UDig Provides General Data Protection Regulation (GDPR) Assessment to Organization Needing to Determine their Course to Compliance
Through partnering with UDig on a GDPR-focused Assessment, our client was able to identify which of their data practices related to Personally Identifiable Information (PII) did or did not conform to regulatory requirements, and where their highest risk areas were for potential penalties. Additionally, they were able to prioritize remediation of these areas based on the level of risk attributed to each.
Facing the May 25, 2018 GDPR deadline, the organization was uncertain about what data practices and internal policies would compromise their compliance. They needed support in determining their highest areas of risk in order to build an effective go-forward plan for remediation. They lacked the documentation necessary under the GDPR to map key personnel as well as third party data systems and organizations with access to PII. Operating in many different EU countries also presented a challenge to map data practices and risk levels for each individual office.
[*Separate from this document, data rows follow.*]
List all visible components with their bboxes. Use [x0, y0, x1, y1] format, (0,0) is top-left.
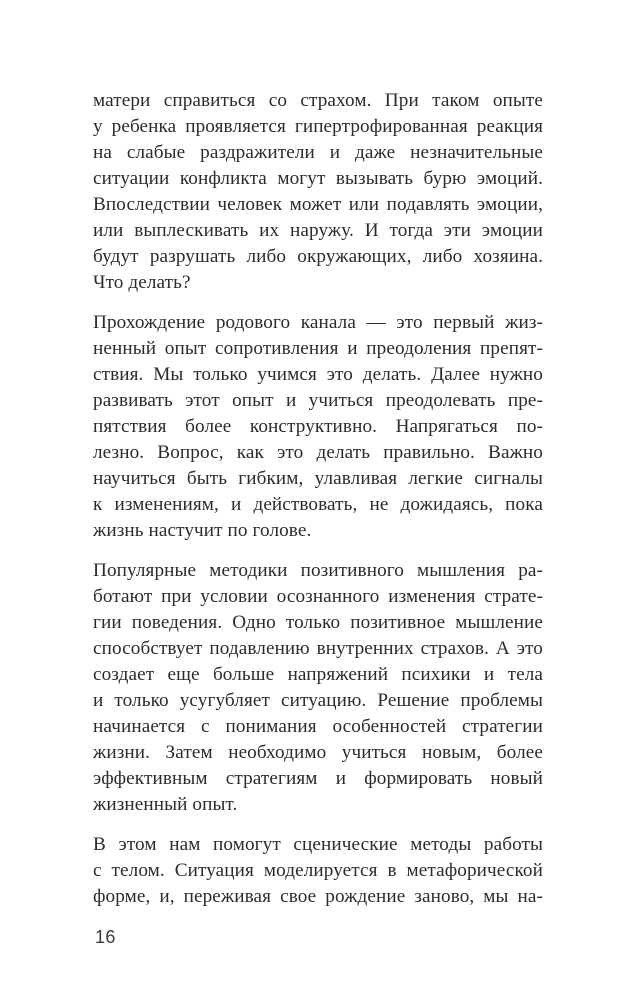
- text-line: у ребенка проявляется гипертрофированная реакция: [93, 116, 543, 137]
- text-line: В этом нам помогут сценические методы работы: [93, 834, 543, 855]
- page-number: 16: [95, 927, 116, 947]
- text-line: на слабые раздражители и даже незначительные: [93, 142, 543, 163]
- text-line: ненный опыт сопротивления и преодоления препят-: [93, 338, 543, 359]
- text-line: жизнь настучит по голове.: [93, 520, 312, 541]
- text-line: начинается с понимания особенностей стратегии: [93, 716, 543, 737]
- text-line: способствует подавлению внутренних страхов. А это: [93, 638, 543, 659]
- paragraph-2: [93, 310, 543, 544]
- text-line: Популярные методики позитивного мышления ра-: [93, 560, 543, 581]
- text-line: ботают при условии осознанного изменения страте-: [93, 586, 543, 607]
- paragraph-3: [93, 558, 543, 818]
- text-line: форме, и, переживая свое рождение заново, мы на-: [93, 886, 543, 907]
- text-line: или выплескивать их наружу. И тогда эти эмоции: [93, 220, 543, 241]
- text-line: ствия. Мы только учимся это делать. Далее нужно: [93, 364, 543, 385]
- text-line: жизни. Затем необходимо учиться новым, более: [93, 742, 543, 763]
- text-line: жизненный опыт.: [93, 794, 238, 815]
- text-line: эффективным стратегиям и формировать новый: [93, 768, 543, 789]
- paragraph-4: [93, 832, 543, 910]
- text-line: Прохождение родового канала — это первый жиз-: [93, 312, 543, 333]
- text-line: пятствия более конструктивно. Напрягаться по-: [93, 416, 543, 437]
- text-line: к изменениям, и действовать, не дожидаясь, пока: [93, 494, 543, 515]
- text-line: Впоследствии человек может или подавлять эмоции,: [93, 194, 543, 215]
- text-line: научиться быть гибким, улавливая легкие сигналы: [93, 468, 543, 489]
- text-line: будут разрушать либо окружающих, либо хозяина.: [93, 246, 543, 267]
- text-line: развивать этот опыт и учиться преодолевать пре-: [93, 390, 543, 411]
- body-text-column: [93, 88, 543, 910]
- text-line: ситуации конфликта могут вызывать бурю эмоций.: [93, 168, 543, 189]
- text-line: и только усугубляет ситуацию. Решение проблемы: [93, 690, 543, 711]
- text-line: с телом. Ситуация моделируется в метафорической: [93, 860, 543, 881]
- text-line: гии поведения. Одно только позитивное мышление: [93, 612, 543, 633]
- text-line: Что делать?: [93, 272, 191, 293]
- text-line: создает еще больше напряжений психики и тела: [93, 664, 543, 685]
- text-line: матери справиться со страхом. При таком опыте: [93, 90, 543, 111]
- text-line: лезно. Вопрос, как это делать правильно. Важно: [93, 442, 543, 463]
- paragraph-1: [93, 88, 543, 296]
The UDig team conducted a series of interviews with key stakeholders and Subject Matter Experts to gain a thorough understanding of their current data architecture, business and functional requirements and existing challenges. These findings informed a Current State Analysis document which assessed data sourcing, accuracy, governance and retention. Based on this analysis, a Data Process Map illustrated the data workflow around existing internal procedures. The Roadmap deliverable indicated the gaps between current state and future state and featured Heat Maps to illustrate and triage areas of risk tied to specific articles/requirements of the GDPR. Finally, the Summary of our findings provided synthesis and analysis of what we discovered and served as the ‘plain-English’ takeaway to ensure a clear path to compliance with the GDPR.
Tools and Methodologies
20 Personnel (SME) Interviews informed a Current State Analysis and Data Systems Index and was accompanied by a Data Workflow Map illustration. The Heat Map illustrated five levels of risk based on requirements outlined in 27 different articles of the GDPR and their related recitals. Our final deliverable provided analysis of each risk level and recommendations for data security and policy measures to mitigate risk of penalties.